New Zealand Smoking Ban: has scrapped its world-first legislation that would have banned smoking for future generations, citing economic reasons and tax cuts. The law was passed in 2022 under the former PM Jacinda Ardern-led government and aimed to make the country smoke-free by 2025 by gradually raising the legal smoking age and restricting tobacco product sales and nicotine content.
After being sworn in as the new Prime Minister of New Zealand, the former airline boss, Christopher Luxon, confirmed the news of scraping the country’s anti-smoking law. The move is being heavily criticised by health experts and anti-smoking groups who described it as a ‘big win for the tobacco lobby’ and a ‘step back in the country’s progress’.
New Zealand’s now-scrapped generational smoking ban was a phased initiative aimed at gradually raising the minimum legal age for tobacco purchases, ultimately creating a tobacco-free generation. It was implemented while considering the country’s 2025 Smokefree Aotearoa vision and used a supply-side approach to prevent the supply of tobacco to new generations. This ban was an integral part of a comprehensive tobacco control strategy, including increased taxes, graphic health warnings and smoking cessation support. By focusing on disrupting the cycle of nicotine addiction early on, the ban aimed to reduce smoking-related diseases and lighten the burden on healthcare significantly.
The harmful effects of smoking tobacco are well documented and luridly illustrated on most cigarette packaging. No lawmaker can say that they are against the proposal in principle. However, in recent developments, many have said on record that such legislation may result in increased smuggling and drive tobacco use underground.

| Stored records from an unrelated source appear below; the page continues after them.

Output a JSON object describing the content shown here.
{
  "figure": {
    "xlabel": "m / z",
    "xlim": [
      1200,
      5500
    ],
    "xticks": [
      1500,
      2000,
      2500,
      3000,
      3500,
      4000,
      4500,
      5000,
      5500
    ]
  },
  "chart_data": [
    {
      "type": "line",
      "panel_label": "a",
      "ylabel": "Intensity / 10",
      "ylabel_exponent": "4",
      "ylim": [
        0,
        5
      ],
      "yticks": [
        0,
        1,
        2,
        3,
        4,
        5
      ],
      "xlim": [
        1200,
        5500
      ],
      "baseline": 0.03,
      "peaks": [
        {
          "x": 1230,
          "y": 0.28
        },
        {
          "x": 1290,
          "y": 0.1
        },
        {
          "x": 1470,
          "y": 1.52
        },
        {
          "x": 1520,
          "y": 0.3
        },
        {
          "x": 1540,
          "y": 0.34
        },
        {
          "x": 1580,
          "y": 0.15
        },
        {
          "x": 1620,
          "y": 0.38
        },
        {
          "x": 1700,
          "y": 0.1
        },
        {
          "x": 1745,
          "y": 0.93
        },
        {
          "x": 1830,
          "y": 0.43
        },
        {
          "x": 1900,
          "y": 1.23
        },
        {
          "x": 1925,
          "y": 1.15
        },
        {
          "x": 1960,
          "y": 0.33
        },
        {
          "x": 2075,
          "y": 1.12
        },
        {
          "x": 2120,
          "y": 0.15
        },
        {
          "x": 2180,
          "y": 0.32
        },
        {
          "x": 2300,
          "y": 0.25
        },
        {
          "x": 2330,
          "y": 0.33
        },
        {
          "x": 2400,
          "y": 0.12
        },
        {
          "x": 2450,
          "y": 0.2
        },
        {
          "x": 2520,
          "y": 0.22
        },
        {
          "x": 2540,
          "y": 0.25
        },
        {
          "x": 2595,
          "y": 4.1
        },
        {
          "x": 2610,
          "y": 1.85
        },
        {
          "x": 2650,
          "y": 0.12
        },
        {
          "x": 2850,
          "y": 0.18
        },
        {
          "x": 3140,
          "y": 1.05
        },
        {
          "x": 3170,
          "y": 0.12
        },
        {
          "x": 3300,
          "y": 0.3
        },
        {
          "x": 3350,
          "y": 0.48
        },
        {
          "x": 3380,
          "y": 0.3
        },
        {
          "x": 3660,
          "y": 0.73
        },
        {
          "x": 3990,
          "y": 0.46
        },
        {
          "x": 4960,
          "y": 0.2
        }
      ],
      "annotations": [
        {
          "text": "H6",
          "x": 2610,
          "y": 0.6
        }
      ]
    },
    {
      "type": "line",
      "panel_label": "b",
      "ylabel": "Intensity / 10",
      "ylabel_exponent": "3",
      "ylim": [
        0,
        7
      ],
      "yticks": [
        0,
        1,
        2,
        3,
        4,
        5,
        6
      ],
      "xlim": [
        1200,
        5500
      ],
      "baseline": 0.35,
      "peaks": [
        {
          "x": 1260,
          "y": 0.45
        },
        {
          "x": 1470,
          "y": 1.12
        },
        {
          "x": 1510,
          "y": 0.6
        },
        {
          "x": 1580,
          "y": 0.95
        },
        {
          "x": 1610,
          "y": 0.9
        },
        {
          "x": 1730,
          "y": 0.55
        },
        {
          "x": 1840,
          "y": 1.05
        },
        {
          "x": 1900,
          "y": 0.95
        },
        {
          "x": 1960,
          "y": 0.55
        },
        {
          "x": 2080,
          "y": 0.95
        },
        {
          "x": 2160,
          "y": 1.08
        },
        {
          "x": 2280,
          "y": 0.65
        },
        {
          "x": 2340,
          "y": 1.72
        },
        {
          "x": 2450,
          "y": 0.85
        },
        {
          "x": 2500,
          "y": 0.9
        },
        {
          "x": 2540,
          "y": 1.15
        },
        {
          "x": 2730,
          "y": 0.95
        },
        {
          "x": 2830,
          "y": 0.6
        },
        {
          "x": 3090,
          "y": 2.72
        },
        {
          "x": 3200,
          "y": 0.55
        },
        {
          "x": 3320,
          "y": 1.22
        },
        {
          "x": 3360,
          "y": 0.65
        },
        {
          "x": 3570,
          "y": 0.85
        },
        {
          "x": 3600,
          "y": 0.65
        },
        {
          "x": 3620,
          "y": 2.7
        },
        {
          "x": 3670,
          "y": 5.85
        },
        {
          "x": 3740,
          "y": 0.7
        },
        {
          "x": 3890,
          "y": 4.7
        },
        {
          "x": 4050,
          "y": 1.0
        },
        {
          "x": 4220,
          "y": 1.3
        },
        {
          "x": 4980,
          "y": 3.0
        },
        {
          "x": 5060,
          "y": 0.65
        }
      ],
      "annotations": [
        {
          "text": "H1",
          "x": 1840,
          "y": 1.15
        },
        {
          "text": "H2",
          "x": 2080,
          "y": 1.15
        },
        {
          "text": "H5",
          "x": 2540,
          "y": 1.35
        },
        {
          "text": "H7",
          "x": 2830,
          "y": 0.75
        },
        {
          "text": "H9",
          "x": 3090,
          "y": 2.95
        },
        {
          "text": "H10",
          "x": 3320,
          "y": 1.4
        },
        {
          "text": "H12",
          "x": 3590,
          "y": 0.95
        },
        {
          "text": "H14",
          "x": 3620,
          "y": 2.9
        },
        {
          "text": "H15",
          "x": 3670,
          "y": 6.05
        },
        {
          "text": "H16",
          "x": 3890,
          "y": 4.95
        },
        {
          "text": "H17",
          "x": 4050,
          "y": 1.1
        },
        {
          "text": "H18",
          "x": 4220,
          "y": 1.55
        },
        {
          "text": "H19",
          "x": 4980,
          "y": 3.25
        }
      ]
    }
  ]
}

The Luxon government argues that the smoking ban is unfair, inefficient and financially burdensome. It claims the ban would adversely affect the tobacco industry, small businesses, and tax revenues. Additionally, supporters of the U-turn claim that the ban could boost the black market and criminal activity.
The new government is already facing an overwhelming number of far-reaching repercussions. Health experts, anti-smoking groups, and opposition parties have criticised the decision, warning that it undermines efforts to reduce the effects of smoking, preventable deaths, and healthcare costs. Critics argue that the move benefits the tobacco industry, undermines international commitments and jeopardises the country’s standing in the WHO Framework Convention on Tobacco Control.
The global tobacco market should be monitored and regulated more effectively, as it significantly influences the health and economy of countries and regions. The market is expected to grow at a CAGR of 2.1% from 2024 to 2032, reaching a value of USD 1057.59 billion, driven by the increasing number of tobacco consumers in emerging countries. The market is also dominated by a few prominent players, such as China National Tobacco Corporation, Philip Morris International, British American Tobacco, Japan Tobacco, and Imperial Brands, which have a combined market share of over 80%.
The market is also affected by consumer preferences, product innovations, government policies, taxation, and trade agreements. The market also faces challenges, such as rising health awareness, anti-smoking campaigns, legal disputes, and environmental concerns. However, the demand for tobacco products seems to remain the same. That is why more research and action are needed to understand and address the dynamics and impacts of the global tobacco market.
The tobacco industry in New Zealand plays a significant role in the country’s economy by providing employment, retail sales, and government revenue. Excise taxes on tobacco products are the primary source of funding for the New Zealand economy; the tobacco industry in New Zealand pays more than NZ$2 billion in total taxes annually.
It is also important to note that the Smoke-Free Policy would have saved the New Zealand health system approximately NZ$1.3 billion over the next 20 years, according to public health modelling done in 2022.
In India, tobacco is deeply embedded into culture and economy, which makes it a formidable challenge to curb its consumption. India has one of the highest rates of tobacco use and related diseases and deaths in the world. It faces significant challenges in enforcing its existing tobacco control laws and policies. Here, smoking is banned in public places and workplaces, there are restrictions on tobacco advertising and promotion and there are mandated graphic health warnings on tobacco packaging.
However, these measures have been poorly implemented and complied with and met with resistance from the tobacco industry. The country is home to a profitable tobacco industry that supports livelihoods and contributes significantly to the economy. India has not yet considered a generational smoking ban. Still, it has taken some steps to reduce the affordability and accessibility of tobacco products, such as increasing taxes, banning e-cigarettes, and proposing a minimum legal age of 21 for tobacco purchases.